Develop your emotional IQ. On this point, I’m glad you’re the Organising Chairperson for the upcoming Inter-Varsity Chess Championships in August. In this voluntary and honorary role, you’ll get to practice all the skills above. Keep it up! Remember the non-verbal as well as verbal cues in your communication!
The 3 practical leadership steps
At the end of the day, Jay, leadership can’t be learnt or taught in one day. You acquire it and develop it as you go along. Make some mistakes and learn from it and begin again, wiser.
Let me leave you with a practical three-step framework to grow your leadership capabilities. First, do a self-awareness check. Identify what are your best virtues or character traits right now? How would you score yourself on each trait or virtue on a scale of 1-10? What two or three other virtues would you like to acquire or develop further?
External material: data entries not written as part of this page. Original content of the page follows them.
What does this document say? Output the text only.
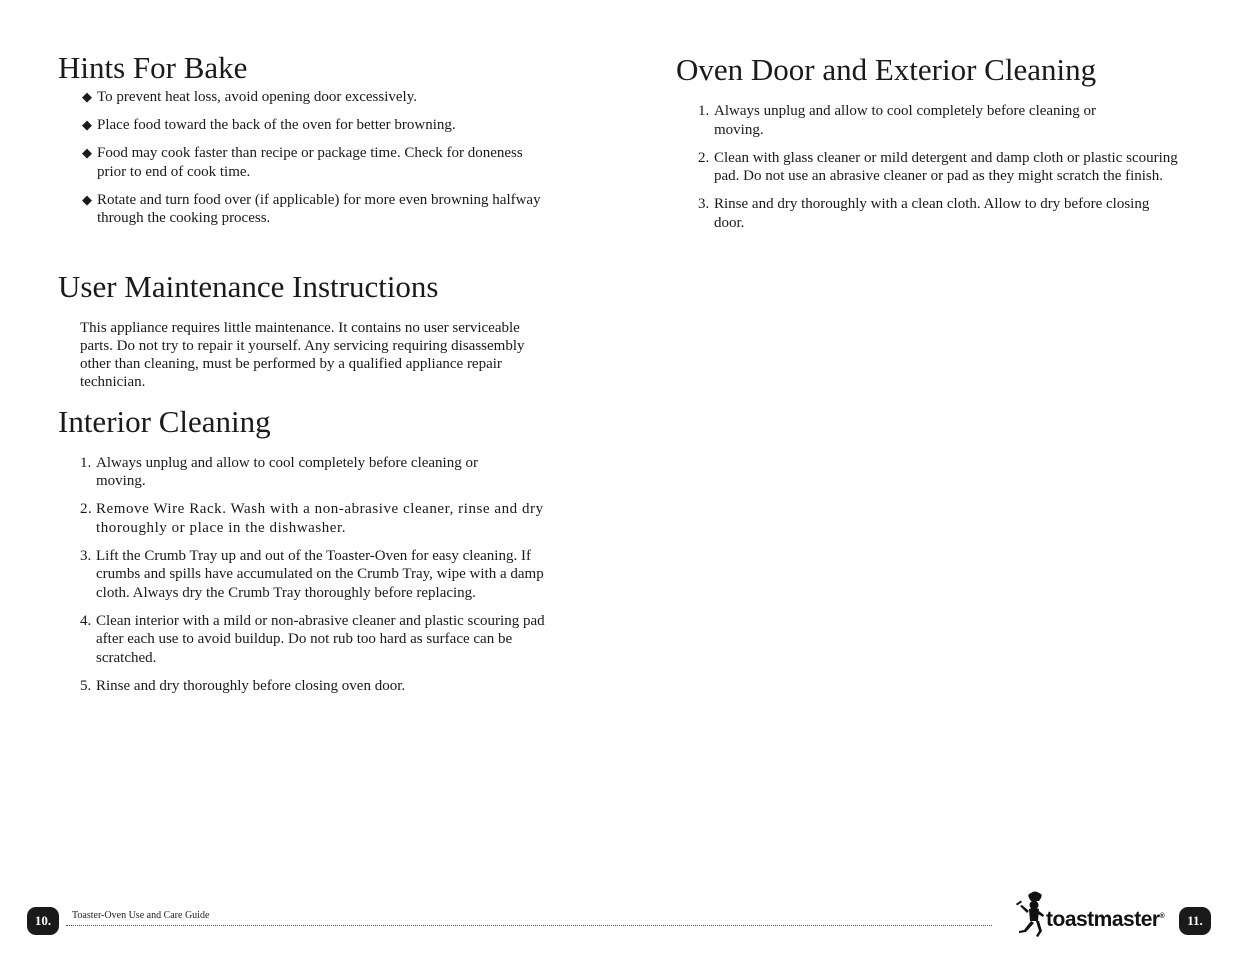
Hints For Bake
◆ To prevent heat loss, avoid opening door excessively.
◆ Place food toward the back of the oven for better browning.
◆ Food may cook faster than recipe or package time. Check for doneness prior to end of cook time.
◆ Rotate and turn food over (if applicable) for more even browning halfway through the cooking process.
User Maintenance Instructions

This appliance requires little maintenance. It contains no user serviceable parts. Do not try to repair it yourself. Any servicing requiring disassembly other than cleaning, must be performed by a qualified appliance repair technician.

Interior Cleaning
1. Always unplug and allow to cool completely before cleaning or moving.
2. Remove Wire Rack. Wash with a non-abrasive cleaner, rinse and dry thoroughly or place in the dishwasher.
3. Lift the Crumb Tray up and out of the Toaster-Oven for easy cleaning. If crumbs and spills have accumulated on the Crumb Tray, wipe with a damp cloth. Always dry the Crumb Tray thoroughly before replacing.
4. Clean interior with a mild or non-abrasive cleaner and plastic scouring pad after each use to avoid buildup. Do not rub too hard as surface can be scratched.
5. Rinse and dry thoroughly before closing oven door.
Oven Door and Exterior Cleaning
1. Always unplug and allow to cool completely before cleaning or moving.
2. Clean with glass cleaner or mild detergent and damp cloth or plastic scouring pad. Do not use an abrasive cleaner or pad as they might scratch the finish.
3. Rinse and dry thoroughly with a clean cloth. Allow to dry before closing door.
10.	Toaster-Oven Use and Care Guide	toastmaster®	11.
Next, do a regular self-reflection. Perhaps weekly. How have I done in this area or that this past week? What have I learned about myself? What will I do better in the coming week?
And finally, step three is self-regulation. In the absence of a coach or mentor, ask yourself, on a scale of 1-10, how important is that thing, event, outcome right now, do I need to get stressed up about it?
I hope this helps, Jay. All the best for your big Chess Championships in August!
P.S. Who knows, maybe my three Gen Y children will be a little inspired to read this someday.